More changes for people in Bendigo to help drought-stricken farmers this weekend

The huge response to the Buy a Bale campaign for drought-stricken farmers is set to continue this weekend, with the Bendigo Farmers Market among those raising funds.

The national campaign is being run by Rural Aid and its CEO Charles Alder says the group has been flat out.

Such has been the deluge of Australians contacting the group offering help and donations that the Buy a Bale website has crashed twice in 10 days.

Work has gone into making sure that does not happen again, Mr Alder said.

“It (the website) is fairly bullet-proof now, I would hope,” he said.

So far, the group’s corporate partners have raised $6 million alone.

Local Bunnings were among those who held sausage sizzles on Friday, while Woolworths has agreed to donate fresh food profits made on Saturday.

Staff at local Bunnings helped raise funds for Buy a Bale on Friday. Picture: Glenn Daniels

Staff at local Bunnings helped raise funds for Buy a Bale on Friday. Picture: Glenn Daniels

Among others looking to do their bit this weekend is the Bendigo Farmers Market, which will urge visitors to buy a raffle ticket on Sunday.

Market organisers will match each ticket sold, with the lot to be donated.

Last weekend’s Castlemaine Farmers Market raised $812.

Mr Alder encouraged people to keep donating.

“Contributions will be significant because we will be able to keep delivering food vouchers to hundreds of farming families over the next week or two,” he said.

“That will be a significant boost to those familys’ bottom lines. They can go to Woolies and spend their $500 or so and pay some bills for a while.”

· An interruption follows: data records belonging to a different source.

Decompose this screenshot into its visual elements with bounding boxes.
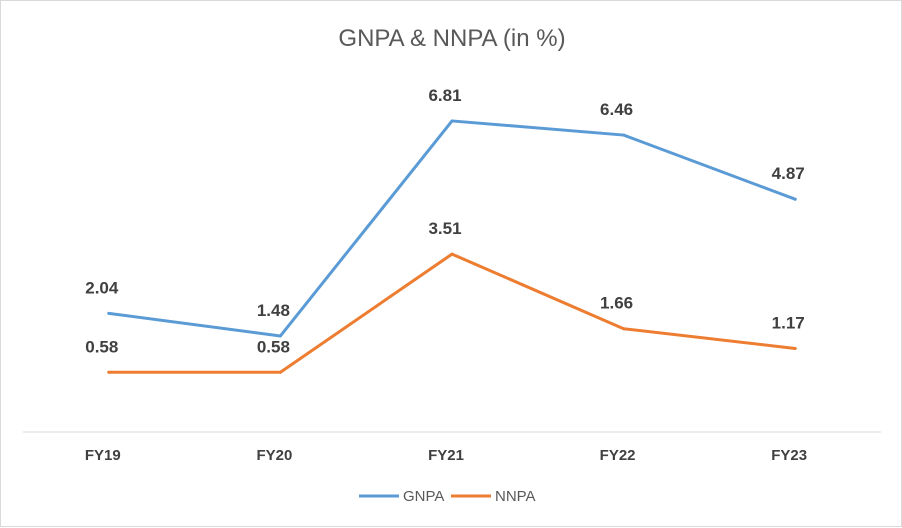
x-tick-label-fy19: FY19 [85, 447, 121, 464]
nnpa-data-label-fy20: 0.58 [257, 337, 290, 356]
gnpa-point-fy23 [793, 197, 797, 201]
legend-label-nnpa: NNPA [495, 488, 536, 505]
gnpa-point-fy20 [278, 334, 282, 338]
gnpa-point-fy22 [622, 133, 626, 137]
x-tick-label-fy23: FY23 [771, 447, 807, 464]
legend-item-gnpa: GNPA [359, 488, 444, 505]
x-tick-layer: FY19 FY20 FY21 FY22 FY23 [85, 447, 807, 464]
gnpa-point-fy19 [107, 311, 111, 315]
nnpa-point-fy20 [278, 370, 282, 374]
nnpa-data-label-fy19: 0.58 [85, 337, 118, 356]
nnpa-point-fy23 [793, 346, 797, 350]
x-tick-label-fy22: FY22 [600, 447, 636, 464]
gnpa-data-label-fy22: 6.46 [600, 100, 633, 119]
x-tick-label-fy21: FY21 [428, 447, 464, 464]
chart-title: GNPA & NNPA (in %) [338, 25, 565, 52]
nnpa-series-line [107, 252, 797, 374]
gnpa-data-label-fy20: 1.48 [257, 301, 290, 320]
nnpa-data-label-fy21: 3.51 [428, 219, 461, 238]
legend-label-gnpa: GNPA [403, 488, 444, 505]
data-label-layer: 2.04 1.48 6.81 6.46 4.87 0.58 0.58 3.51 1.66 1.17 [85, 86, 804, 356]
nnpa-data-label-fy22: 1.66 [600, 294, 633, 313]
nnpa-point-fy19 [107, 370, 111, 374]
gnpa-data-label-fy21: 6.81 [428, 86, 461, 105]
legend-item-nnpa: NNPA [451, 488, 536, 505]
gnpa-data-label-fy23: 4.87 [772, 164, 805, 183]
nnpa-point-fy22 [622, 327, 626, 331]
gnpa-data-label-fy19: 2.04 [85, 278, 119, 297]
nnpa-point-fy21 [450, 252, 454, 256]
nnpa-data-label-fy23: 1.17 [772, 313, 805, 332]
legend: GNPA NNPA [359, 488, 536, 505]
series-layer [107, 119, 797, 374]
gnpa-point-fy21 [450, 119, 454, 123]
x-tick-label-fy20: FY20 [256, 447, 292, 464]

Mr Alder said the amount of hay his group is helping move across the country is now equal to that shifted five years ago, when the original Buy a Bale campaign helped drought-affected Queensland farmers.

Bales are currently coming from all corners of Australia, including Victoria.

However, Mr Alder said sourcing stock feed is becoming more of a challenge.

The other challenge the group is now facing is how to address the long term impact of farmers who are getting rid of their livestock.

“We will probably find vast areas of New South Wales without much animal stock at all,” he said.

“The challenge then becomes about how families sustain themselves even with the government’s Farm Household Allowance.

“That’s only $12,000 a year and farmers don’t have enough money to reinvest in their properties. The quality of fences will break down, the cattle yards will break down and general maintenance will fall.

“That’s one of the big issues we are looking at now – looking at some sort of rebuilding, infrastructure program for farmers.”